A shadow came over her face and she saw Lord Richard looming above her hunched figure, his brows fixed with a concentrated frown as he studied her…like she was a life cut open on dissection table and she came to understand, in dread if not disgust, it was his finger cosseting her hurt head. On watching her awaken, his frown dissipated, and instead, a cold lack of sympathy marred his face.

She sat back with a jolt, prevaricating his touch and found herself in the same room where she had gone senseless, except for that there was no Philip anymore. Not even his body.

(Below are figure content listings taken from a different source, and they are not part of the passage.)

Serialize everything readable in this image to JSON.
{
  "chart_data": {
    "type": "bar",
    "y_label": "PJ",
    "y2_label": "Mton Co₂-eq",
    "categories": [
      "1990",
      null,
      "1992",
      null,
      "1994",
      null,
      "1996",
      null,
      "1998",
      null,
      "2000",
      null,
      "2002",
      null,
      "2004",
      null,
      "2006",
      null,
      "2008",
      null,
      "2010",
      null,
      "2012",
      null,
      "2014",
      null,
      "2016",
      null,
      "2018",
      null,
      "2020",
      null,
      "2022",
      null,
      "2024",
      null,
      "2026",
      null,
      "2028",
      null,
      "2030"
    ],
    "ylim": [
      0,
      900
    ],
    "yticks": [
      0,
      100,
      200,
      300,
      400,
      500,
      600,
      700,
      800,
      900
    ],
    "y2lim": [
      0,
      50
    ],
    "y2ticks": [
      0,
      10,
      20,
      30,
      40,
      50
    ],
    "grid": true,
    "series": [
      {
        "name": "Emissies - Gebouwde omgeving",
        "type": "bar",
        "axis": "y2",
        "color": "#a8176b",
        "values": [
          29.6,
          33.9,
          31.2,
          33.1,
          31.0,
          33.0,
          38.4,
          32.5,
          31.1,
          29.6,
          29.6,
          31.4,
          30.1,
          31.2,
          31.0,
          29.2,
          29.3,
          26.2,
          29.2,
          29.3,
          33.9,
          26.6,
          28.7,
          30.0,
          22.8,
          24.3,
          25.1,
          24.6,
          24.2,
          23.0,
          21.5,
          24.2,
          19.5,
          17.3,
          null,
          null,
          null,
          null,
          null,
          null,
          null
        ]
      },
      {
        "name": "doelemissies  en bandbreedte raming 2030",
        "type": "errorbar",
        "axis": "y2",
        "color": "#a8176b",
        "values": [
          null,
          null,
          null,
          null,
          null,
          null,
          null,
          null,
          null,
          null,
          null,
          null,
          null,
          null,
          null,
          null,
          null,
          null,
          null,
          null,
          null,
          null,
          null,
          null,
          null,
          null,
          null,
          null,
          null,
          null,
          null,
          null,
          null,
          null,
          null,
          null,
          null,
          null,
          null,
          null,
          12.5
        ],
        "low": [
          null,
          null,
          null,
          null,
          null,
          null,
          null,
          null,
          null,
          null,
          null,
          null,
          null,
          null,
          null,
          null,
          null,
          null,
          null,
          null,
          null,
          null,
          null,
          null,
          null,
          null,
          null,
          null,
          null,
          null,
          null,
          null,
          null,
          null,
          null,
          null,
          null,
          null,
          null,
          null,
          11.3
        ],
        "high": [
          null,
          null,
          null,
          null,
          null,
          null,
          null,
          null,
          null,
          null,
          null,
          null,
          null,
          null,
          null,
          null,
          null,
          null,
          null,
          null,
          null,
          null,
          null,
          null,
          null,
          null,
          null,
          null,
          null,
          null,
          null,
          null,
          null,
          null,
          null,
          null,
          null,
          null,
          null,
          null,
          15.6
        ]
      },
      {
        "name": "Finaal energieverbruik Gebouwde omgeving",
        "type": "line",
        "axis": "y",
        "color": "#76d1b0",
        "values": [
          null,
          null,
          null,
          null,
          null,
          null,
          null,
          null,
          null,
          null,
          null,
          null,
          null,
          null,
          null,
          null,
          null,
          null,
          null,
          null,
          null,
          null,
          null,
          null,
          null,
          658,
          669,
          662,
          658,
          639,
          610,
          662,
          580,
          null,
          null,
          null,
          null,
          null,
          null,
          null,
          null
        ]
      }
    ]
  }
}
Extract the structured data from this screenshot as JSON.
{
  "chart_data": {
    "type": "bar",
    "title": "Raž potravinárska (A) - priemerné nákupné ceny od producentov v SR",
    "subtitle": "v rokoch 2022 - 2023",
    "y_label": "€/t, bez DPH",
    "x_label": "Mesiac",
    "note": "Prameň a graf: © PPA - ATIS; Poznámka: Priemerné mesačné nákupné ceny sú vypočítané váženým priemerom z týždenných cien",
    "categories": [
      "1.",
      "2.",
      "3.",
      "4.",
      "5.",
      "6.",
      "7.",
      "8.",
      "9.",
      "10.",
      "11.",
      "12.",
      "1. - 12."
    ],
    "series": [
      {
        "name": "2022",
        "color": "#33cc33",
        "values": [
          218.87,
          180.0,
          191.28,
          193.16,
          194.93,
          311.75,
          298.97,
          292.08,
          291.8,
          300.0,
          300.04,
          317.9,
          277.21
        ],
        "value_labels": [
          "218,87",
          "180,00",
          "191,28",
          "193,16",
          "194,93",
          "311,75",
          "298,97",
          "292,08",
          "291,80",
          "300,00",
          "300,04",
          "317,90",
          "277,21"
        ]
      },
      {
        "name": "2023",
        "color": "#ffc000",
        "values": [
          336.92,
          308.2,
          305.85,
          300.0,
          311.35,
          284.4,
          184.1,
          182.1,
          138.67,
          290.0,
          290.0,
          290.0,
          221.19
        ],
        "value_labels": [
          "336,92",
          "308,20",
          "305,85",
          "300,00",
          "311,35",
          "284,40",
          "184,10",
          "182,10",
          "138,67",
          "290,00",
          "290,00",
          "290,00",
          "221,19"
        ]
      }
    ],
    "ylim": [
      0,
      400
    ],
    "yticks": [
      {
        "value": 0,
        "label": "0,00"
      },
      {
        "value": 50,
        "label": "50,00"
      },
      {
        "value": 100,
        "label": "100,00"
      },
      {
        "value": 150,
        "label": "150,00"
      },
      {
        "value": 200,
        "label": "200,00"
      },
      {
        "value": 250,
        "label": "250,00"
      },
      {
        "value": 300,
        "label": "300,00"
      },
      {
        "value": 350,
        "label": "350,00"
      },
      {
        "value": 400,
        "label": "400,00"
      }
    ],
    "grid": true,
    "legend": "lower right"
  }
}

No blood; the stone floor had been made to shine.

Windowlessness of the chamber eluded her of the knowledge whether it was day or night.

Her hands were tied to the chair she was slumped on.

The dread, the affront and the anarchy of the situation didn’t go unseen by her, but she swallowed away the abuse.

A very impassive looking Lord Richard turned her chair sideways and took the another one across her himself, facing her, dressed impeccably to all marks_ from his creaseless snow-white shirt, dead black evening coat and sharp, black bow-tie, with all grace that she had been stripped off of.

“We found a dagger on your person, Miss Eves.” He spoke in a calm, casual manner. “Enlighten me why.”

Delilah sat dreadlocked, staring at him, utterly aghast. She couldn’t bring herself to say anything for some minutes but when she did; her voice shivered and didn’t sound like her own. “I was…I was groped at in my daze?”

“No.” He propped his chin upon his fist, looking at her with his probing, blue gaze. “It dropped too when you did.”

Delilah shut her eyes and looked away, trying to shrink from his proximity and being quite incapable of that. Her lips bitten, she tried not to show him her crumbling serenity.

She looked back at last. Slowly. “Where is George?”

“Who?”

“George, my…” Delilah’s mouth worked soundlessly. “The footman.”

“There.”

She looked up at Lord Richard and saw him looking down, past herself, in the same lackadaisical manner. She turned her head and paled.

George lay on the floor, huddled and curled against the wall. Unconscious, bleeding lips, nose, head and viciously bruised. Two men from before stood at his either sides, and as if his disorientation was not apparent enough, they had tied George’s hands at his back.

“George!” Delilah called him out in desperation, aching for George like she had never ached for no other man. “George, please, look at me! Please.”

He didn’t. Of course. He was blacked out.

But was he even breathing?

“Oh, he is alive, all right.” Lord Richard answered her thought gently, making her look back at him. “But do not exert yourself, Miss Eves; he will be out the whole night for all I understand.”